Os Espíritos sofredores ligam-se aos que oram por eles, como o ser reconhecido àquele que lhe faz bem. Essa mesma viúva do Malabar compareceu várias vezes às nossas reuniões sem ser chamada; dizia vir para instruir-se. Acompanhava-nos até mesmo na rua, conforme constatamos com o auxílio de um médium vidente. O assassino Lemaire, cuja evocação relatamos no número do mês de março de 1858, evocação que, diga-se de passagem, tinha excitado a verve trocista de alguns cépticos, esse mesmo assassino, infeliz, abandonado, encontrou em um de nossos leitores um coração compassivo, que teve piedade dele; muitas vezes veio visitá-lo e procurou manifestar-se por todos os tipos e meios até que essa pessoa, tendo tido ocasião de esclarecer-se sobre essas manifestações, soube que era Lemaire, que lhe queria testemunhar o seu reconhecimento. Quanto teve oportunidade de externar seu pensamento, disse-lhe: “Obrigado, alma caridosa! Eu me achava só com os remorsos de minha vida passada e tivestes piedade de mim; estava abandonado e pensastes em mim; encontrava-me no abismo e me estendestes a mão! Vossas preces foram para mim como um bálsamo consolador; compreendi a enormidade de meus crimes e peço a Deus que me conceda a graça de os reparar em uma nova existência, onde possa fazer tanto bem quanto fiz de mal. Obrigado outra vez, muito obrigado!”

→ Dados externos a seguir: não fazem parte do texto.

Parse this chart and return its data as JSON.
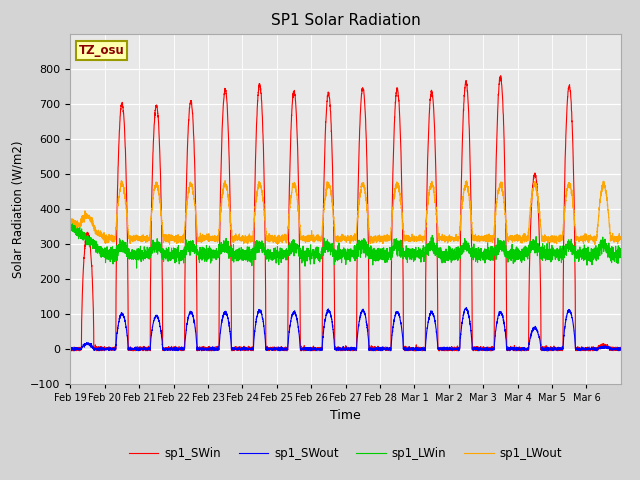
{
  "title": "SP1 Solar Radiation",
  "xlabel": "Time",
  "ylabel": "Solar Radiation (W/m2)",
  "ylim": [
    -100,
    900
  ],
  "yticks": [
    -100,
    0,
    100,
    200,
    300,
    400,
    500,
    600,
    700,
    800
  ],
  "colors": {
    "sp1_SWin": "#ff0000",
    "sp1_SWout": "#0000ff",
    "sp1_LWin": "#00cc00",
    "sp1_LWout": "#ffa500"
  },
  "tz_label": "TZ_osu",
  "fig_facecolor": "#d4d4d4",
  "plot_facecolor": "#e8e8e8",
  "grid_color": "#ffffff",
  "legend_labels": [
    "sp1_SWin",
    "sp1_SWout",
    "sp1_LWin",
    "sp1_LWout"
  ],
  "tick_labels": [
    "Feb 19",
    "Feb 20",
    "Feb 21",
    "Feb 22",
    "Feb 23",
    "Feb 24",
    "Feb 25",
    "Feb 26",
    "Feb 27",
    "Feb 28",
    "Mar 1",
    "Mar 2",
    "Mar 3",
    "Mar 4",
    "Mar 5",
    "Mar 6"
  ],
  "days": 16
}
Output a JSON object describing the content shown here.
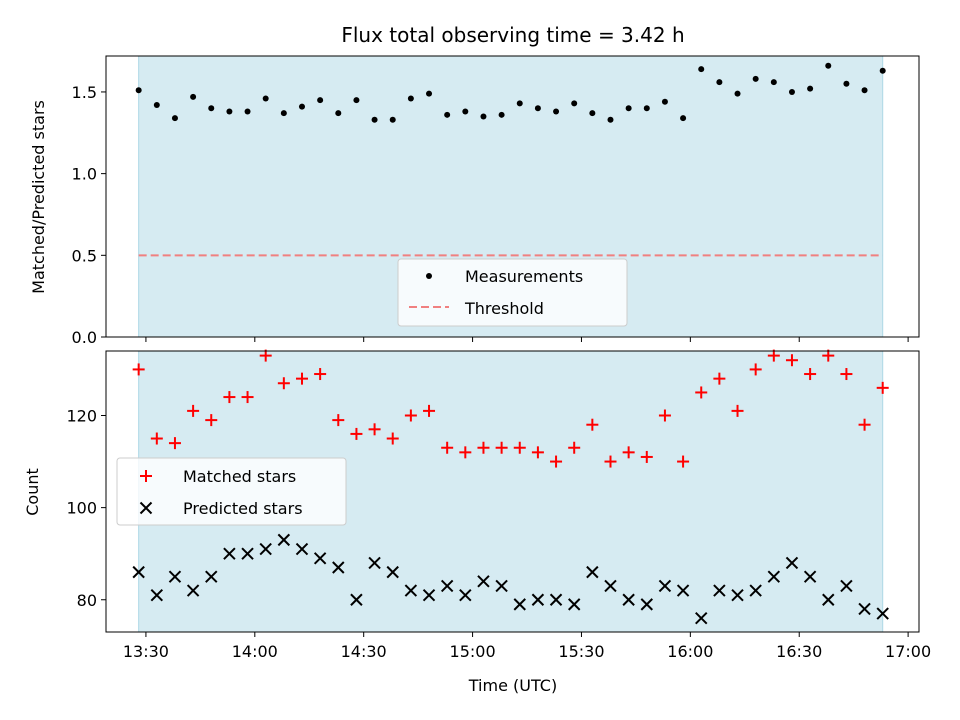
{
  "chart_data": [
    {
      "type": "scatter",
      "title": "Flux total observing time = 3.42 h",
      "xlabel": "",
      "ylabel": "Matched/Predicted stars",
      "ylim": [
        0,
        1.72
      ],
      "yticks": [
        "0.0",
        "0.5",
        "1.0",
        "1.5"
      ],
      "shaded_span": {
        "start": "13:28",
        "end": "16:53",
        "color": "#add8e6"
      },
      "threshold": {
        "name": "Threshold",
        "value": 0.5,
        "color": "#f08080"
      },
      "legend": {
        "position": "lower center",
        "entries": [
          "Measurements",
          "Threshold"
        ]
      },
      "series": [
        {
          "name": "Measurements",
          "color": "#000000",
          "x": [
            "13:28",
            "13:33",
            "13:38",
            "13:43",
            "13:48",
            "13:53",
            "13:58",
            "14:03",
            "14:08",
            "14:13",
            "14:18",
            "14:23",
            "14:28",
            "14:33",
            "14:38",
            "14:43",
            "14:48",
            "14:53",
            "14:58",
            "15:03",
            "15:08",
            "15:13",
            "15:18",
            "15:23",
            "15:28",
            "15:33",
            "15:38",
            "15:43",
            "15:48",
            "15:53",
            "15:58",
            "16:03",
            "16:08",
            "16:13",
            "16:18",
            "16:23",
            "16:28",
            "16:33",
            "16:38",
            "16:43",
            "16:48",
            "16:53"
          ],
          "y": [
            1.51,
            1.42,
            1.34,
            1.47,
            1.4,
            1.38,
            1.38,
            1.46,
            1.37,
            1.41,
            1.45,
            1.37,
            1.45,
            1.33,
            1.33,
            1.46,
            1.49,
            1.36,
            1.38,
            1.35,
            1.36,
            1.43,
            1.4,
            1.38,
            1.43,
            1.37,
            1.33,
            1.4,
            1.4,
            1.44,
            1.34,
            1.64,
            1.56,
            1.49,
            1.58,
            1.56,
            1.5,
            1.52,
            1.66,
            1.55,
            1.51,
            1.63
          ]
        }
      ]
    },
    {
      "type": "scatter",
      "title": "",
      "xlabel": "Time (UTC)",
      "ylabel": "Count",
      "ylim": [
        73,
        134
      ],
      "yticks": [
        "80",
        "100",
        "120"
      ],
      "xlim": [
        "13:19",
        "17:03"
      ],
      "xticks": [
        "13:30",
        "14:00",
        "14:30",
        "15:00",
        "15:30",
        "16:00",
        "16:30",
        "17:00"
      ],
      "shaded_span": {
        "start": "13:28",
        "end": "16:53",
        "color": "#add8e6"
      },
      "legend": {
        "position": "center left",
        "entries": [
          "Matched stars",
          "Predicted stars"
        ]
      },
      "series": [
        {
          "name": "Matched stars",
          "marker": "plus",
          "color": "#ff0000",
          "x": [
            "13:28",
            "13:33",
            "13:38",
            "13:43",
            "13:48",
            "13:53",
            "13:58",
            "14:03",
            "14:08",
            "14:13",
            "14:18",
            "14:23",
            "14:28",
            "14:33",
            "14:38",
            "14:43",
            "14:48",
            "14:53",
            "14:58",
            "15:03",
            "15:08",
            "15:13",
            "15:18",
            "15:23",
            "15:28",
            "15:33",
            "15:38",
            "15:43",
            "15:48",
            "15:53",
            "15:58",
            "16:03",
            "16:08",
            "16:13",
            "16:18",
            "16:23",
            "16:28",
            "16:33",
            "16:38",
            "16:43",
            "16:48",
            "16:53"
          ],
          "y": [
            130,
            115,
            114,
            121,
            119,
            124,
            124,
            133,
            127,
            128,
            129,
            119,
            116,
            117,
            115,
            120,
            121,
            113,
            112,
            113,
            113,
            113,
            112,
            110,
            113,
            118,
            110,
            112,
            111,
            120,
            110,
            125,
            128,
            121,
            130,
            133,
            132,
            129,
            133,
            129,
            118,
            126
          ]
        },
        {
          "name": "Predicted stars",
          "marker": "x",
          "color": "#000000",
          "x": [
            "13:28",
            "13:33",
            "13:38",
            "13:43",
            "13:48",
            "13:53",
            "13:58",
            "14:03",
            "14:08",
            "14:13",
            "14:18",
            "14:23",
            "14:28",
            "14:33",
            "14:38",
            "14:43",
            "14:48",
            "14:53",
            "14:58",
            "15:03",
            "15:08",
            "15:13",
            "15:18",
            "15:23",
            "15:28",
            "15:33",
            "15:38",
            "15:43",
            "15:48",
            "15:53",
            "15:58",
            "16:03",
            "16:08",
            "16:13",
            "16:18",
            "16:23",
            "16:28",
            "16:33",
            "16:38",
            "16:43",
            "16:48",
            "16:53"
          ],
          "y": [
            86,
            81,
            85,
            82,
            85,
            90,
            90,
            91,
            93,
            91,
            89,
            87,
            80,
            88,
            86,
            82,
            81,
            83,
            81,
            84,
            83,
            79,
            80,
            80,
            79,
            86,
            83,
            80,
            79,
            83,
            82,
            76,
            82,
            81,
            82,
            85,
            88,
            85,
            80,
            83,
            78,
            77
          ]
        }
      ]
    }
  ]
}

4. — Eis a opinião atual de um ilustre ministro protestante, o Sr. Adolphe Monod, n morto em abril de 1856, sobre os efeitos da prece:
“O Cristo disse aos homens: “Amai-vos uns aos outros”. ( † ) Essa recomendação encerra a de empregar todos os meios possíveis para testemunhar afeição aos nossos semelhantes, sem por isso entrar em detalhes quanto à maneira de atingir esse objetivo. Se é verdade que nada pode desviar o Criador de aplicar a justiça, de que ele próprio é modelo, a todas as ações do Espírito, não é menos verdade que a prece que lhe dirigis, em favor daquele por quem vos interessais, é para este último um testemunho da lembrança que não poderá senão contribuir para aliviar-lhe os sofrimentos e o consolar. Desde que testemunha o menor arrependimento, só então é socorrido; mas não lhe deixam jamais ignorar que uma alma simpática dele se ocupou. Esse pensamento o incita ao arrependimento e o deixa na doce persuasão de que a sua intercessão lhe foi útil. Disso resulta, necessariamente, de sua parte, um sentimento de reconhecimento e de afeto por aquele que lhe deu esta prova de consideração e de piedade. Consequentemente, o amor recomendado pelo Cristo aos homens não fez senão crescer entre eles; ambos obedeceram à lei de amor e de união entre todos os seres, lei de Deus que deve conduzir à unidade, que é a finalidade do Espírito.”
— Nada tendes a acrescentar a estas explicações?
Resposta. – Não; elas encerram tudo.
— Agradeço-vos por haverdes por bem no-las transmitir.
Resposta. – Para mim é uma felicidade poder contribuir para a união das almas, união que os bons Espíritos procuram fazer prevalecer sobre todas as questões de dogma que as dividem.